The switch establishes a connection between two segments and maintains the connection just long
enough to send the current packet. Incoming packets, which are part of an Ethernet frame, are
saved to a temporary memory area called a buffer. The MAC address contained in the frame’s
header is read and then compared to a list of addresses maintained in the switch’s lookup table.
Today’s packet-based switches normally use the store-and-forward method of routing traffic. Previously
installed switches may also have used the cut-through, or modified cut-through traffic routing techniques.
The
cut-through method of switching is based on the premise that there is no need for the switch to wait
for the arrival of the complete frame. The switch waits only long enough to read the destination address in
the frame before it begins forwarding the frame to its destination.
A switch using
store-and-forward will save the entire packet to the buffer and run a Cyclic Redundancy
Check (CRC) to locate transmission and storage errors or other problems. If the packet has an error, then
it is discarded. Otherwise, the switch looks up the MAC address and sends the packet on to the
destination node. Some switches combine the two methods by using cut-through until a certain error level
is reached, then changing over to store-and-forward. Very few switches are strictly cut-through since this
provides no error detection.
Modified cut-through (also known as fragment-free) switches are an attempt to offer the best of both
store-and-forward and cut-through switching. In an Ethernet environment, an incoming frame is held until
the first 64 bytes have been received. If the frame is incomplete or corrupt, it can usually be detected
within the first 64 bytes. Therefore, a trade-off between switch latency and error checking is achieved.
Message Types
There are three types of communication in IP networks: unicast, multicast and broadcast. A unicast
packet is addressed to an individual node, a multicast packet is addressed to a group of nodes, and
a broadcast packet is addressed to all nodes on a network. Each node, regardless of the type of
communication in which it participates, must have a uniquely assigned IP address. When another
node wants to send a unicast packet to this node, it must use this address as a destination address.

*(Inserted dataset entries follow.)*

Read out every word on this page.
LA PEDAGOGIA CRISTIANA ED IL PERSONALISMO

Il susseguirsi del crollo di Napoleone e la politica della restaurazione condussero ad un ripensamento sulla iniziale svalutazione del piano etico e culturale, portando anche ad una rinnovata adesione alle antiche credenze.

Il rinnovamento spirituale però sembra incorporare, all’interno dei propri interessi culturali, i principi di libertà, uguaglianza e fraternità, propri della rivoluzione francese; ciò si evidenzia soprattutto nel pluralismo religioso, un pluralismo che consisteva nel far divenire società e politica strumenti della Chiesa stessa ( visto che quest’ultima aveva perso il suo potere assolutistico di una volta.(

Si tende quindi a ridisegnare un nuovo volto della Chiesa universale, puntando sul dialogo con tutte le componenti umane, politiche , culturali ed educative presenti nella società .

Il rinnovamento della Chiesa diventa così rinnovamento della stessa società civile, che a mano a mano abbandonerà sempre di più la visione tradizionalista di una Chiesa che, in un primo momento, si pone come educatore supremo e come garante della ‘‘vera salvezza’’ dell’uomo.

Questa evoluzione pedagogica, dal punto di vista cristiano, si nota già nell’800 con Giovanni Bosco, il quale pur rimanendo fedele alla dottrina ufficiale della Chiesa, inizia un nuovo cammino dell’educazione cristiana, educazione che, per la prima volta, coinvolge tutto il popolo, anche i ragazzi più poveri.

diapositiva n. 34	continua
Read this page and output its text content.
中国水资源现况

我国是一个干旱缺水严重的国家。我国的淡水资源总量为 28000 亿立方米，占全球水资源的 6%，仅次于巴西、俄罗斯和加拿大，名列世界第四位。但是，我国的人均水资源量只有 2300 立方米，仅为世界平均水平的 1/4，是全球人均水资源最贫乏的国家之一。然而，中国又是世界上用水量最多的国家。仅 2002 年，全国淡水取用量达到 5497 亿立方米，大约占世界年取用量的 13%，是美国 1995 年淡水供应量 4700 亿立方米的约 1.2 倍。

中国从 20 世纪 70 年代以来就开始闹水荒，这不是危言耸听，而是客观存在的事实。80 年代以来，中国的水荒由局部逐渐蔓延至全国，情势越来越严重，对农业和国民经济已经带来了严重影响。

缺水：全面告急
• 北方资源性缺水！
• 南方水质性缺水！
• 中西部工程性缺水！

When a node wants to send to this node, or a group of nodes, it must use a multicast packet and a
destination address, a specific address selected from the IP multicast address class (class D). When a
node wants to send a broadcast packet addressed to all nodes on the network, it must use, as a
destination address, IP address 255.255.255.255.
4.8 IGMP Snooping
Internet Group Management Protocol (IGMP) snooping constrains the flooding of multicast traffic by
dynamically configuring the switch interfaces such that multicast traffic is forwarded only to those
interfaces associated with IP multicast devices. In other words, when a multicast message is sent to the
switch, the switch forwards the message only to the interfaces that are interested in this traffic.